Late submission of experimental data 

In some cases, experimental data submitted shortly before the oral proceedings before the boards of appeal was found to be late filed and so inadmissible under Art. 114(2) EPC 1973. The reason invoked was that the handling of such data was more cumbersome and time-consuming than that of scientific publications, since it usually called for counter-experiments (T 342/98, T 120/00, T 157/03, T 311/10). In T 760/05 the board confirmed that filing an experimental report shortly before the date indicated by the board as the ultimate date for filing submissions ran counter to the principle that sufficient time should remain for the adversary to study it and perform counter-experiments. Similarly, in T 569/02, the board held that comparative experiments normally required careful consideration by the other party, including discussions with technical experts, who could not be expected to be immediately available. It might also be necessary for the other party to repeat the tests or perform other tests themselves. The board did not consider that the relevance of the tests played a role, since even relevant evidence of this type should not be filed at such a late stage in the proceedings. The comparative tests filed one month before the oral proceedings were found inadmissible regardless of their possible relevance.

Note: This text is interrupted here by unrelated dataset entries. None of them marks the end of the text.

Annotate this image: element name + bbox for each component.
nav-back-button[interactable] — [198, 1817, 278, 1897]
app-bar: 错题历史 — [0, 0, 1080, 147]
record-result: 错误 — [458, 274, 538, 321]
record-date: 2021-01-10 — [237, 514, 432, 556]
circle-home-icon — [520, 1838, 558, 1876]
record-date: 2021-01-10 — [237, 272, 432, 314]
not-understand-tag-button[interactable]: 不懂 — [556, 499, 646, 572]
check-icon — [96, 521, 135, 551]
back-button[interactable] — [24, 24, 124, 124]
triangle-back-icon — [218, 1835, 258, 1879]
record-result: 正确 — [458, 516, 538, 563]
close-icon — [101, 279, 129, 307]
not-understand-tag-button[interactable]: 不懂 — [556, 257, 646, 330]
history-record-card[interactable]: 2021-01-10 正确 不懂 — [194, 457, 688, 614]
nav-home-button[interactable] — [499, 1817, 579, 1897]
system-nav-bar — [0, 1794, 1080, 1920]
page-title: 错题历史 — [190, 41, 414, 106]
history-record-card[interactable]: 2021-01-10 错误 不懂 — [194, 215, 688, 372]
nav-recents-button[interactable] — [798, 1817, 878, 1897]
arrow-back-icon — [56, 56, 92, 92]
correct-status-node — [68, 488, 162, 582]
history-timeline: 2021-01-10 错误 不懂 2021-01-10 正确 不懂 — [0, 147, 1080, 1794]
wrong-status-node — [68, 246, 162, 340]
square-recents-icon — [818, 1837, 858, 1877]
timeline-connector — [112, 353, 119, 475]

Moreover, if oral proceedings have been arranged in inter partes proceedings, experiment results must be submitted sufficiently well in advance for the other party to have the opportunity to perform counter-experiments (e.g. T 270/90, OJ 1993, 725; T 939/90, T 375/91, T 685/91, T 305/94). Very late submission of experiment results (seven weeks before the oral proceedings) is contrary to a fair and expedient procedure (T 375/91, T 1008/05). In T 832/08, the board found that, where comparative experiments were submitted, the other parties had to be afforded sufficient time, so as not to breach their right to equal treatment.

In T 356/94 the board pointed out that any late-filed facts or evidence could be admitted in the opposition proceedings in so far as such facts or evidence were subsequently discussed by the parties concerned in accordance with Art. 113(1) EPC 1973, which meant allowing the parties sufficient time, depending on the nature of the facts or evidence submitted, to provide explanations. Taking into consideration comparative tests presented on the same day as oral proceedings were held could constitute an infringement of the other party's right to be heard, since the latter had had no material opportunity to check them (see also T 481/00, T 567/02).

In T 673/07 the late filed test report was not admitted into the proceedings. The admission of the late filed test report would either be unduly disadvantageous for the respondents, if no possibility of verification were conceded, or would require an adjournment of the oral proceedings and unduly prolong the proceedings, if a possibility of verification were conceded.

In T 192/09 the late filing of the additional experimental report could not be seen as an abuse of procedure. The new results had been submitted one month before the oral proceedings, in accordance with the instructions of the board. This had provided the respondent with adequate time to examine the data, decide if counterexperiments were necessary and assess whether it was feasible to provide these within the available time. If the respondent had concluded that this was not possible, then it was within its rights to file a reasoned request for postponement of the oral proceedings.